White paint covers up the graffiti that had been scrawled on the Townsends Inlet Bridge on the Sea Isle City side.
By DONALD WITTKOWSKI
For years, the Townsends Inlet Bridge has been used by artists as a gigantic canvas of sorts for their work.
But these are hardly modern day da Vincis, Rembrandts or Monets. They are graffiti artists whose crude etchings marred the appearance of the massive concrete piers that support the bridge linking Sea Isle City and Avalon.
Cape May County has taken the first step to temporarily get rid of the graffiti by covering it up with white paint. County Engineer Bob Church said Monday he understands that the piers will be power washed at some point all the way down to the bridge’s original concrete to permanently remove the graffiti.
The way it is built, the Townsends Inlet Bridge hovers over the beach in the southern tip of Sea Isle, making it an easy target for graffiti artists who simply walk out to the piers and unleash their spray paint.
Before the coat of white paint was applied to cover the graffiti, the bridge was filled with romantic scribblings professing eternal love between “JM + TJ” and others who had scrawled their initials on the piers.
One of the most noticeable pieces of romantic bridge art had covered a large section of a pier in mural-like fashion: “Fly High K.T,” it had said in big letters accompanied by a heart symbol before it was covered over.
A large section of a bridge pier was marred by graffiti before it was painted over.
Other pieces of now-gone graffiti appeared to be more creative or artistic. For instance, a three-pointed blue crown had been drawn on one pier anchored in the water.
The most bizarre piece of graffiti included multiple images of a man’s face surrounded by a monkey’s face, a garden gnome and man sitting with his legs crossed amid the words “Don’t follow leaders.”
Townsends Inlet Bridge is one of five toll bridges operated by the Cape May County Bridge Commission along the Ocean Drive from Ocean City to Cape May. Officials from the bridge commission could not be reached Monday for comment about efforts to remove the graffiti.
Lewis Donofrio, the bridge commission’s chief engineer, explained last year during one of the agency’s monthly board meetings that Townsends Inlet probably has the worst graffiti problem of all five bridges operated by the agency.

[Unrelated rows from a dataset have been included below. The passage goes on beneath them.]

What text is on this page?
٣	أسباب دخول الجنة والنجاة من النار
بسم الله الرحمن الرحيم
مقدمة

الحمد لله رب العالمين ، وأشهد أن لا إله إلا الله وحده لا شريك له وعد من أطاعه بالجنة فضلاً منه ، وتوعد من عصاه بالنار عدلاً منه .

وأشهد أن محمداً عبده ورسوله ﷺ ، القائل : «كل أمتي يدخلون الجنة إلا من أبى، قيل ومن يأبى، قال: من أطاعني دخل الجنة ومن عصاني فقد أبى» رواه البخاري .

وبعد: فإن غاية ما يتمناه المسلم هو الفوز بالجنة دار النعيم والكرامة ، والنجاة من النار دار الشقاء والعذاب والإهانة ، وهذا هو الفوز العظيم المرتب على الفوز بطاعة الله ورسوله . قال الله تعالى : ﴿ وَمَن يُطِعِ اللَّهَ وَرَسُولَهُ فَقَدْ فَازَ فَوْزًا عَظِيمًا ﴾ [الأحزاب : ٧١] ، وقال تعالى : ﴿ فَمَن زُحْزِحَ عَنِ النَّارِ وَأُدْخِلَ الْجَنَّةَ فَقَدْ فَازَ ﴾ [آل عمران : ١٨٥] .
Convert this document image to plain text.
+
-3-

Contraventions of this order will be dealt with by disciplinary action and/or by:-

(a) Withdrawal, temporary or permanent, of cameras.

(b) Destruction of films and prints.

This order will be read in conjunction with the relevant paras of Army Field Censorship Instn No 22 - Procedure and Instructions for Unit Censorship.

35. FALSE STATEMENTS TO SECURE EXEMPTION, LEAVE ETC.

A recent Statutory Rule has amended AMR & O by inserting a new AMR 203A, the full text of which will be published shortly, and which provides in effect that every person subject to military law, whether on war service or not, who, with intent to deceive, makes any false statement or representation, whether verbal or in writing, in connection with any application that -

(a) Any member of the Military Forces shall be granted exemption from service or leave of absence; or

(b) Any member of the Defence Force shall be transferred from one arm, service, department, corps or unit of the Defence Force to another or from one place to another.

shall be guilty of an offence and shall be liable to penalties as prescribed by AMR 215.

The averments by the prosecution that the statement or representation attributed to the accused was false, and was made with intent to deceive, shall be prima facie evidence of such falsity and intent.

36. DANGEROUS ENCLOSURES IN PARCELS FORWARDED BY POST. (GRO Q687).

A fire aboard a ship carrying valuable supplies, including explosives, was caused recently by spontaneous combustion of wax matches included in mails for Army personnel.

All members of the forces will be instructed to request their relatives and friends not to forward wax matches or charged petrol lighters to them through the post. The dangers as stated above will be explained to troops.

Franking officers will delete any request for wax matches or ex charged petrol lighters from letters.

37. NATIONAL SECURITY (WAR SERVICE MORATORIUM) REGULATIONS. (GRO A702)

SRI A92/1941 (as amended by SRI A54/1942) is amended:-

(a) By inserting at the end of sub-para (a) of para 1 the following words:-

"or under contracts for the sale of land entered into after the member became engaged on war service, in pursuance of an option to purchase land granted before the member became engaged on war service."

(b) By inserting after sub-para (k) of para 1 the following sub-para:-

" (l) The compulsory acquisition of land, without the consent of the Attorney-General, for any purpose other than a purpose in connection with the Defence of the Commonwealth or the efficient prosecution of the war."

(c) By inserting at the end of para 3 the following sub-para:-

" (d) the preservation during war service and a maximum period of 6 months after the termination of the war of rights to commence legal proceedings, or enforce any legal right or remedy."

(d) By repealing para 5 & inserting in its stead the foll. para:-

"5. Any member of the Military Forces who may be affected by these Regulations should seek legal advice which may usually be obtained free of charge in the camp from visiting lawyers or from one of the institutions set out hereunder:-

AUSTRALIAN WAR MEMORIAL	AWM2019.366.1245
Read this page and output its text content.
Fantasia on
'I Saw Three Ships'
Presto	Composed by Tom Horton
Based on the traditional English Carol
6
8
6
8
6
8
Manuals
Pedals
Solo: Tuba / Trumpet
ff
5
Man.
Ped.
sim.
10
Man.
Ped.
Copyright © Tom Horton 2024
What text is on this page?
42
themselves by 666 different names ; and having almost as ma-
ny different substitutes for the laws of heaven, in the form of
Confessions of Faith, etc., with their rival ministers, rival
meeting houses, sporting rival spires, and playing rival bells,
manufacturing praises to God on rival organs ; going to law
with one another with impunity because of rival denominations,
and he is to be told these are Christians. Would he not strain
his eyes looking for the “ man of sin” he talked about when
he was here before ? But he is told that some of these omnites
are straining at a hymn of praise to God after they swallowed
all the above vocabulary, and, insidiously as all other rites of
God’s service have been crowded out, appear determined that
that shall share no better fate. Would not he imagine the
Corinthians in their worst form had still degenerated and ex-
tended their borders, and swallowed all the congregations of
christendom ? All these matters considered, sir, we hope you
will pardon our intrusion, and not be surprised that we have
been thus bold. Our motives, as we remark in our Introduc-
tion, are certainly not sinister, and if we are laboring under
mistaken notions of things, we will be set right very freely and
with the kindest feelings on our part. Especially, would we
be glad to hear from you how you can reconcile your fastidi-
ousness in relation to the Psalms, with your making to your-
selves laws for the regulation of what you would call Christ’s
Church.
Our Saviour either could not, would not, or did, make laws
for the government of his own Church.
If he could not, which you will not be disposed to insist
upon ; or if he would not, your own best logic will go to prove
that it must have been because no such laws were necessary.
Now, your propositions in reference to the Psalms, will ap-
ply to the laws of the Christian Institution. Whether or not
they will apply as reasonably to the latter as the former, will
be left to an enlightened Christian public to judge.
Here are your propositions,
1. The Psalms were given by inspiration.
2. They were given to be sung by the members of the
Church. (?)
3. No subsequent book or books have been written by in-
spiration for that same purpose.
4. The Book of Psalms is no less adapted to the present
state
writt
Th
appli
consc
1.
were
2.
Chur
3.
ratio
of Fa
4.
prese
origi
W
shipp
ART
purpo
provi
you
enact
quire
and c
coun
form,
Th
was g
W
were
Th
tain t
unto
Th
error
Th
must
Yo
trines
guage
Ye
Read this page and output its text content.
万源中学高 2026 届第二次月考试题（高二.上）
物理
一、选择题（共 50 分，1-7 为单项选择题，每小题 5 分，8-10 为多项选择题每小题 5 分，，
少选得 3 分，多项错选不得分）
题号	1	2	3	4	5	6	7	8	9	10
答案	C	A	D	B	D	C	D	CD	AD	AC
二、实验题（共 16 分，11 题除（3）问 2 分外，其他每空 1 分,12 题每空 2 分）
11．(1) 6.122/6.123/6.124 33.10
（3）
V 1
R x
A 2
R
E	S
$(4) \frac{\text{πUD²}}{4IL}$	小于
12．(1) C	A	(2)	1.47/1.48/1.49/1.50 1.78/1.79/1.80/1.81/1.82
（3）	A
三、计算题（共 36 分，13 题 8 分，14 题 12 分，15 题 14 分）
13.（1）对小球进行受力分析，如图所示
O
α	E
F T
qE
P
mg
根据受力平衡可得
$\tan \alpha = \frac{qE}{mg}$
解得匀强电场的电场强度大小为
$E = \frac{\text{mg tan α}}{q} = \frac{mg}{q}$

He also said then there is “no formal anti-graffiti policy at this time,” so the bridge commission depends on the county’s Public Works crews to periodically clean off the piers, but more of it follows later on.
Donofrio also indicated last year that he planned to reach out to the Sea Isle Police Department to discuss ways of preventing the graffiti artists from coming back – perhaps with more foot patrols on the beach under the bridge during the busy summer tourism season.
Plans for permanently getting rid of the graffiti include power washing the bridge piers down to the original concrete.